LE DOLLAR VACILLE, PÉKIN AVANCE : LA FIN D’UN MONOPOLE MONÉTAIRE

Paris / La Gazette
Un bouleversement tectonique se prépare dans les entrailles du système financier mondial. À l’image de l’abandon de l’étalon-or ou de l’effondrement de Bretton Woods, l’ordre monétaire que nous connaissons vacille, lentement mais sûrement. Le dollar, longtemps perçu comme l’ancre universelle des échanges planétaires, commence à perdre son exclusivité. Et à la manœuvre, ce n’est pas un saboteur, mais un architecte méthodique : la Chine.
Pékin ne crie pas à la révolution. Il construit. Il ne brandit pas de slogans, il déploie des schémas. C’est avec une discrétion stratégique et une constance redoutable que la deuxième puissance économique mondiale déroule son agenda. En lieu et place des incantations, des actes. Et l’heure est venue de les prendre au sérieux.
Lujiazui 2025 : la doctrine chinoise se dévoile
Le Forum financier de Lujiazui, tenu à Shanghai au printemps 2025, n’a pas été un simple colloque d’initiés. Il a marqué un tournant. Pan Gongsheng, gouverneur de la Banque populaire de Chine, y a tenu un discours jugé fondateur à Pékin et déstabilisant en Occident. Aucun mot hostile, aucun nom d’ennemi, mais un message limpide : le monde ne peut plus rester otage d’une seule devise, soumise aux soubresauts électoraux et aux querelles budgétaires d’un seul pays.
Ce n’était pas une pique. C’était un avertissement. Délivré avec les formes, mais ferme : le temps de l’unipolarité monétaire est compté.
Fin de la dépendance : l’ère du yuan pluriel
Il fut un temps où ces propos seraient restés lettre morte, relégués au rayon des velléités rhétoriques. Ce temps est révolu. En 2025, la Chine agit. Elle met en place des systèmes de paiements parallèles, signe des accords de swap monétaires, pousse le yuan à s’imposer dans les échanges internationaux, et impulse des initiatives au sein des BRICS et de l’Organisation de Coopération de Shanghai.
En mars 2025, Pan Gongsheng enfonce le clou lors d’un autre forum à Chengdu : « Le système monétaire mondial doit reposer sur plusieurs devises solides, non sur l’hégémonie d’une seule. » Derrière cette formule feutrée se cache une critique cinglante du rôle du dollar. L’instabilité politique chronique à Washington, les menaces récurrentes de défaut technique liées au plafond de la dette, les déficits abyssaux… autant de facteurs qui rendent cette domination intenable.
Et les chiffres sont implacables : selon le FMI, le déficit budgétaire des États-Unis a atteint 7,3 % du PIB en 2024 – un record parmi les économies avancées, juste derrière le Japon.
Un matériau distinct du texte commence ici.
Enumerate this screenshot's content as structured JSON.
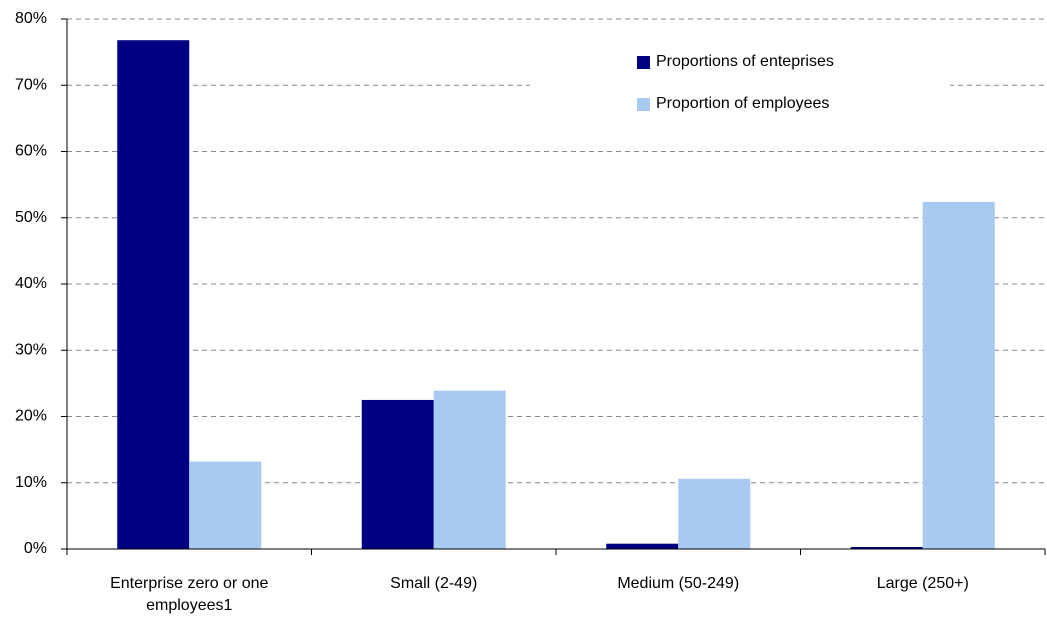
{
  "chart_data": {
    "type": "bar",
    "categories": [
      "Enterprise zero or one employees1",
      "Small (2-49)",
      "Medium (50-249)",
      "Large (250+)"
    ],
    "series": [
      {
        "name": "Proportions of enteprises",
        "color": "#000080",
        "values": [
          76.8,
          22.5,
          0.8,
          0.3
        ]
      },
      {
        "name": "Proportion of employees",
        "color": "#a6caf0",
        "values": [
          13.2,
          23.9,
          10.6,
          52.4
        ]
      }
    ],
    "ylim": [
      0,
      80
    ],
    "yticks": [
      {
        "value": 0,
        "label": "0%"
      },
      {
        "value": 10,
        "label": "10%"
      },
      {
        "value": 20,
        "label": "20%"
      },
      {
        "value": 30,
        "label": "30%"
      },
      {
        "value": 40,
        "label": "40%"
      },
      {
        "value": 50,
        "label": "50%"
      },
      {
        "value": 60,
        "label": "60%"
      },
      {
        "value": 70,
        "label": "70%"
      },
      {
        "value": 80,
        "label": "80%"
      }
    ],
    "grid": true
  }
}
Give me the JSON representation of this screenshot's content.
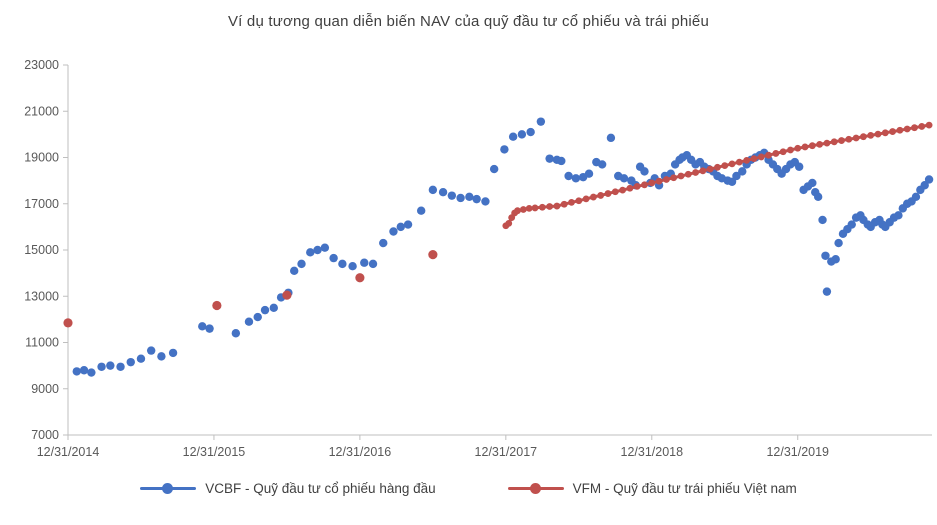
{
  "chart_data": {
    "type": "scatter",
    "title": "Ví dụ tương quan diễn biến NAV của quỹ đầu tư cổ phiếu và trái phiếu",
    "xlabel": "",
    "ylabel": "",
    "ylim": [
      7000,
      23000
    ],
    "y_ticks": [
      7000,
      9000,
      11000,
      13000,
      15000,
      17000,
      19000,
      21000,
      23000
    ],
    "x_range": [
      0,
      5.92
    ],
    "x_unit": "years since 12/31/2014",
    "x_tick_labels": [
      "12/31/2014",
      "12/31/2015",
      "12/31/2016",
      "12/31/2017",
      "12/31/2018",
      "12/31/2019"
    ],
    "grid": false,
    "legend_position": "bottom",
    "axis_color": "#bfbfbf",
    "tick_color": "#595959",
    "title_color": "#404040",
    "series": [
      {
        "name": "VCBF - Quỹ đầu tư cổ phiếu hàng đầu",
        "color": "#4472c4",
        "style": "markers",
        "points": [
          [
            0.06,
            9750
          ],
          [
            0.11,
            9800
          ],
          [
            0.16,
            9700
          ],
          [
            0.23,
            9950
          ],
          [
            0.29,
            10000
          ],
          [
            0.36,
            9950
          ],
          [
            0.43,
            10150
          ],
          [
            0.5,
            10300
          ],
          [
            0.57,
            10650
          ],
          [
            0.64,
            10400
          ],
          [
            0.72,
            10550
          ],
          [
            0.92,
            11700
          ],
          [
            0.97,
            11600
          ],
          [
            1.15,
            11400
          ],
          [
            1.24,
            11900
          ],
          [
            1.3,
            12100
          ],
          [
            1.35,
            12400
          ],
          [
            1.41,
            12500
          ],
          [
            1.46,
            12950
          ],
          [
            1.51,
            13150
          ],
          [
            1.55,
            14100
          ],
          [
            1.6,
            14400
          ],
          [
            1.66,
            14900
          ],
          [
            1.71,
            15000
          ],
          [
            1.76,
            15100
          ],
          [
            1.82,
            14650
          ],
          [
            1.88,
            14400
          ],
          [
            1.95,
            14300
          ],
          [
            2.03,
            14450
          ],
          [
            2.09,
            14400
          ],
          [
            2.16,
            15300
          ],
          [
            2.23,
            15800
          ],
          [
            2.28,
            16000
          ],
          [
            2.33,
            16100
          ],
          [
            2.42,
            16700
          ],
          [
            2.5,
            17600
          ],
          [
            2.57,
            17500
          ],
          [
            2.63,
            17350
          ],
          [
            2.69,
            17250
          ],
          [
            2.75,
            17300
          ],
          [
            2.8,
            17200
          ],
          [
            2.86,
            17100
          ],
          [
            2.92,
            18500
          ],
          [
            2.99,
            19350
          ],
          [
            3.05,
            19900
          ],
          [
            3.11,
            20000
          ],
          [
            3.17,
            20100
          ],
          [
            3.24,
            20550
          ],
          [
            3.3,
            18950
          ],
          [
            3.35,
            18900
          ],
          [
            3.38,
            18850
          ],
          [
            3.43,
            18200
          ],
          [
            3.48,
            18100
          ],
          [
            3.53,
            18150
          ],
          [
            3.57,
            18300
          ],
          [
            3.62,
            18800
          ],
          [
            3.66,
            18700
          ],
          [
            3.72,
            19850
          ],
          [
            3.77,
            18200
          ],
          [
            3.81,
            18100
          ],
          [
            3.86,
            18000
          ],
          [
            3.89,
            17800
          ],
          [
            3.92,
            18600
          ],
          [
            3.95,
            18400
          ],
          [
            3.99,
            17900
          ],
          [
            4.02,
            18100
          ],
          [
            4.05,
            17800
          ],
          [
            4.09,
            18200
          ],
          [
            4.13,
            18300
          ],
          [
            4.16,
            18700
          ],
          [
            4.19,
            18900
          ],
          [
            4.21,
            19000
          ],
          [
            4.24,
            19100
          ],
          [
            4.27,
            18900
          ],
          [
            4.3,
            18700
          ],
          [
            4.33,
            18800
          ],
          [
            4.36,
            18600
          ],
          [
            4.39,
            18500
          ],
          [
            4.42,
            18400
          ],
          [
            4.45,
            18200
          ],
          [
            4.48,
            18100
          ],
          [
            4.52,
            18000
          ],
          [
            4.55,
            17950
          ],
          [
            4.58,
            18200
          ],
          [
            4.62,
            18400
          ],
          [
            4.65,
            18700
          ],
          [
            4.68,
            18900
          ],
          [
            4.71,
            19000
          ],
          [
            4.74,
            19100
          ],
          [
            4.77,
            19200
          ],
          [
            4.8,
            18900
          ],
          [
            4.83,
            18700
          ],
          [
            4.86,
            18500
          ],
          [
            4.89,
            18300
          ],
          [
            4.92,
            18500
          ],
          [
            4.95,
            18700
          ],
          [
            4.98,
            18800
          ],
          [
            5.01,
            18600
          ],
          [
            5.04,
            17600
          ],
          [
            5.07,
            17750
          ],
          [
            5.1,
            17900
          ],
          [
            5.12,
            17500
          ],
          [
            5.14,
            17300
          ],
          [
            5.17,
            16300
          ],
          [
            5.19,
            14750
          ],
          [
            5.2,
            13200
          ],
          [
            5.23,
            14500
          ],
          [
            5.26,
            14600
          ],
          [
            5.28,
            15300
          ],
          [
            5.31,
            15700
          ],
          [
            5.34,
            15900
          ],
          [
            5.37,
            16100
          ],
          [
            5.4,
            16400
          ],
          [
            5.43,
            16500
          ],
          [
            5.45,
            16300
          ],
          [
            5.48,
            16100
          ],
          [
            5.5,
            16000
          ],
          [
            5.53,
            16200
          ],
          [
            5.56,
            16300
          ],
          [
            5.58,
            16100
          ],
          [
            5.6,
            16000
          ],
          [
            5.63,
            16200
          ],
          [
            5.66,
            16400
          ],
          [
            5.69,
            16500
          ],
          [
            5.72,
            16800
          ],
          [
            5.75,
            17000
          ],
          [
            5.78,
            17100
          ],
          [
            5.81,
            17300
          ],
          [
            5.84,
            17600
          ],
          [
            5.87,
            17800
          ],
          [
            5.9,
            18050
          ]
        ]
      },
      {
        "name": "VFM - Quỹ đầu tư trái phiếu Việt nam",
        "color": "#c0504d",
        "style": "line+markers",
        "points_sparse": [
          [
            0.0,
            11850
          ],
          [
            1.02,
            12600
          ],
          [
            1.5,
            13050
          ],
          [
            2.0,
            13800
          ],
          [
            2.5,
            14800
          ]
        ],
        "points_line": [
          [
            3.0,
            16050
          ],
          [
            3.02,
            16150
          ],
          [
            3.04,
            16400
          ],
          [
            3.06,
            16600
          ],
          [
            3.08,
            16700
          ],
          [
            3.12,
            16750
          ],
          [
            3.16,
            16800
          ],
          [
            3.2,
            16820
          ],
          [
            3.25,
            16850
          ],
          [
            3.3,
            16880
          ],
          [
            3.35,
            16900
          ],
          [
            3.4,
            16980
          ],
          [
            3.45,
            17060
          ],
          [
            3.5,
            17130
          ],
          [
            3.55,
            17210
          ],
          [
            3.6,
            17290
          ],
          [
            3.65,
            17360
          ],
          [
            3.7,
            17440
          ],
          [
            3.75,
            17520
          ],
          [
            3.8,
            17590
          ],
          [
            3.85,
            17670
          ],
          [
            3.9,
            17750
          ],
          [
            3.95,
            17820
          ],
          [
            4.0,
            17900
          ],
          [
            4.05,
            17975
          ],
          [
            4.1,
            18050
          ],
          [
            4.15,
            18125
          ],
          [
            4.2,
            18200
          ],
          [
            4.25,
            18275
          ],
          [
            4.3,
            18350
          ],
          [
            4.35,
            18425
          ],
          [
            4.4,
            18500
          ],
          [
            4.45,
            18575
          ],
          [
            4.5,
            18650
          ],
          [
            4.55,
            18725
          ],
          [
            4.6,
            18800
          ],
          [
            4.65,
            18875
          ],
          [
            4.7,
            18950
          ],
          [
            4.75,
            19025
          ],
          [
            4.8,
            19100
          ],
          [
            4.85,
            19175
          ],
          [
            4.9,
            19250
          ],
          [
            4.95,
            19325
          ],
          [
            5.0,
            19400
          ],
          [
            5.05,
            19456
          ],
          [
            5.1,
            19511
          ],
          [
            5.15,
            19567
          ],
          [
            5.2,
            19622
          ],
          [
            5.25,
            19678
          ],
          [
            5.3,
            19733
          ],
          [
            5.35,
            19789
          ],
          [
            5.4,
            19844
          ],
          [
            5.45,
            19900
          ],
          [
            5.5,
            19956
          ],
          [
            5.55,
            20011
          ],
          [
            5.6,
            20067
          ],
          [
            5.65,
            20122
          ],
          [
            5.7,
            20178
          ],
          [
            5.75,
            20233
          ],
          [
            5.8,
            20289
          ],
          [
            5.85,
            20344
          ],
          [
            5.9,
            20400
          ]
        ]
      }
    ]
  }
}
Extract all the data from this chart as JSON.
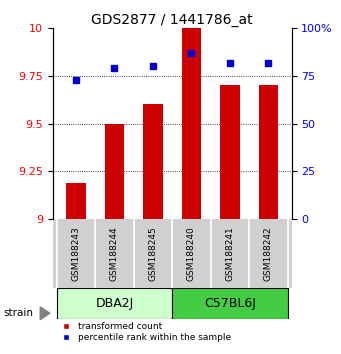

Le Bureau du budget du Congrès américain prévoit une dette dépassant 130 % du PIB d’ici 2035.
Le dollar, une arme politique ?
Mais le dollar n’est plus seulement une devise de règlement. C’est un instrument de coercition. Plus de 40 pays – de la Russie à l’Iran, en passant par le Venezuela, Cuba, la Corée du Nord, et depuis 2023… la Chine – ont fait les frais de l’arme monétaire américaine. Car contrôler le dollar, c’est contrôler les flux. Et interdire l’accès au dollar, c’est asphyxier un pays.
La Chine l’a compris. Et elle répond non pas par la confrontation, mais par la construction d’alternatives.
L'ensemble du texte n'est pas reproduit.